The prospect of what is happening today terrifies us, but we are fortunate because we are not in Ukraine nor in any of those nations Putin has said he will bring under his control. As good Samaritans, we must help where we can but afterwards, we should not go on quietly as before.

The enemy is here. It is in London. It has been in the employ of foreign capital so long that it has grown lazy, it has become complacent, quaffing wine in the gardens of our
government – the British Government – even as our loved ones lay dying alone and a billionaire Chancellor decided how little working people should be supported as his millionaire friends shilled us for billions.

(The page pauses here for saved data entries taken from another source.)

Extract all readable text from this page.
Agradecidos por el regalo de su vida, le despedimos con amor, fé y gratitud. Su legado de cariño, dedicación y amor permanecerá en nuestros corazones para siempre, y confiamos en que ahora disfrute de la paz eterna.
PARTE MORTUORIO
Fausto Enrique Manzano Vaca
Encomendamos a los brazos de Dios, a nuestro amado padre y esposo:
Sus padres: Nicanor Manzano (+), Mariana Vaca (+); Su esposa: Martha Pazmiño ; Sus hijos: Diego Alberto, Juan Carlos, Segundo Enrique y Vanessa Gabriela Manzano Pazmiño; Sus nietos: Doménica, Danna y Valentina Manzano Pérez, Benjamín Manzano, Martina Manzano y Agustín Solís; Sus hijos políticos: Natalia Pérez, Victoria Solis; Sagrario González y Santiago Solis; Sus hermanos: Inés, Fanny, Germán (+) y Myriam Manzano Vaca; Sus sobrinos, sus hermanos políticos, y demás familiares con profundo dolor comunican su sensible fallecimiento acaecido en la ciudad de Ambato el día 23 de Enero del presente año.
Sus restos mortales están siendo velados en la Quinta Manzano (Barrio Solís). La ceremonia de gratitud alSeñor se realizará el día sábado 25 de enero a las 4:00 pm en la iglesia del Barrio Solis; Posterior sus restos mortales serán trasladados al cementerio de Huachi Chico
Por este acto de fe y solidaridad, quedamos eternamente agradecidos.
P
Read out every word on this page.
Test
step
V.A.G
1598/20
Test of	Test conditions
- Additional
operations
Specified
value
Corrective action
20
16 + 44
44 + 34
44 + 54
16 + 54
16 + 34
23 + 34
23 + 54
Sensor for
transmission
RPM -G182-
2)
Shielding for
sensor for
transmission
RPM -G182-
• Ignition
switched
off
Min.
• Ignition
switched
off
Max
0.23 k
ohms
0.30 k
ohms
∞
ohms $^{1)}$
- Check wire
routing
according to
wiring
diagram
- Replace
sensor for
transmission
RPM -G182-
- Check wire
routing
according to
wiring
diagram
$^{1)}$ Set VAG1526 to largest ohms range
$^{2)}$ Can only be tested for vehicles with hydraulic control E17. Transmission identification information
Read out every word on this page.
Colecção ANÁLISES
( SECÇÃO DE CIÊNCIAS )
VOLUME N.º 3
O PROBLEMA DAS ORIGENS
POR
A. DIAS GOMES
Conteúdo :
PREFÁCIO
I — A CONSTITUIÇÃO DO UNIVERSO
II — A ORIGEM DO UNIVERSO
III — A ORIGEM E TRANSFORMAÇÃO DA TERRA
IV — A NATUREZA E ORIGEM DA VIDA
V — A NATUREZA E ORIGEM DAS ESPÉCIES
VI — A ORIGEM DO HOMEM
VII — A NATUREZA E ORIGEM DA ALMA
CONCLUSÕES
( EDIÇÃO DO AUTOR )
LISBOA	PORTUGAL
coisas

The Tories haven’t’ spoken for us in Scotland since they last won an election here in the Fifties and they no longer appear to speak for our friends in England. This Tory fraternity should never again pretend that they speak for anyone but their oligarchic, tax-avoiding friends, especially if we must fight. If there is war, there must be trials after and the Tories – and their Russian oligarch sponsors – will find nowhere to hide on this Earth, our beautiful home.

We are all anti-war. We are also very, very angry. We will do what has to be done, when it has to be done then finally, we must turn our attention to deal once and for all with those who claim to lead but who have failed us far too often.